Radicalisation ou impasse des pratiques critiques ?
Publié dans : L’Individu et la communauté humaine. Anthologie et textes de Temps critiques (volume I)
Je tiens à rectifier un préjugé à propos de Marcuse. Il est vrai qu’on lui prête l’affirmation d’un nouveau sujet révolutionnaire sous la forme des étudiants. Or, il n’a jamais soutenu cette vision. Faisant allusion aux nouveaux besoins développés par les étudiants, il s’est limité à dire que les étudiants pourraient tout au plus fonctionner comme « un catalyseur » d’un nouveau sujet révolutionnaire (cf. An essay on liberation).

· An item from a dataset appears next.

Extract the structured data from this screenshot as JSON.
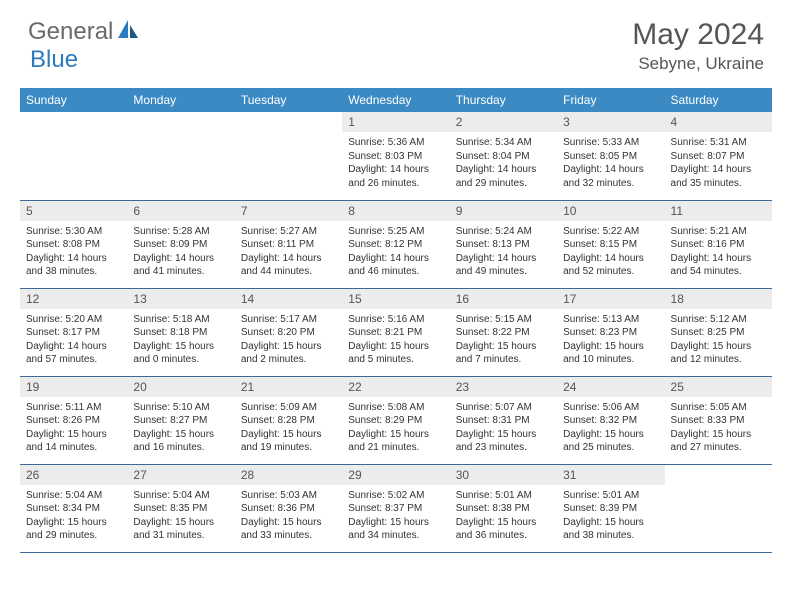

(…) Cette contradiction radicalisation/fixation des « besoins sociaux », constitue une analyse assez répandue dans les milieux anars et gauchistes dans les années soixante-dix. Elle envisage la possibilité d’une radicalisation et rares étaient ceux qui disaient, déjà à cette époque, que cette possibilité n’existe pas parce que constitutionnellement, c’est à dire dans la façon dont ces mouvements ont exprimé leurs mobiles et leurs finalités, ils ont visé un réarrangement de l’accumulation capitaliste puisque leur but n’était rien d’autre qu’un capitalisme écologique respectueux de la « nature ». Je pense en effet que l’alternative radicalisation ou fixation n’a jamais existé. Les « pratiques critiques » ne peuvent donc constituer une quelconque « avancée », à moins qu’on substitue le sujet de la théologie : le sujet capital, à la place du sujet révolutionnaire. En ce sens, les « nouveaux mouvements sociaux » expriment bien un progrès, mais c’est un progrès de la subsomption totale des individus dans le capital. L’essence propre de ces mouvements serait alors d’exprimer comme « besoins sociaux », les besoins futurs du capital, qui, en tant que capital, ne peut pas anticiper ses besoins futurs ; et cela tout en hallucinant que ces besoins seraient des besoins « humains », « authentiques », et que sais-je d’autre. S’il était difficile de s’apercevoir de cet état de choses lorsqu’on était pris dans les événements, cette analyse s’impose aujourd’hui.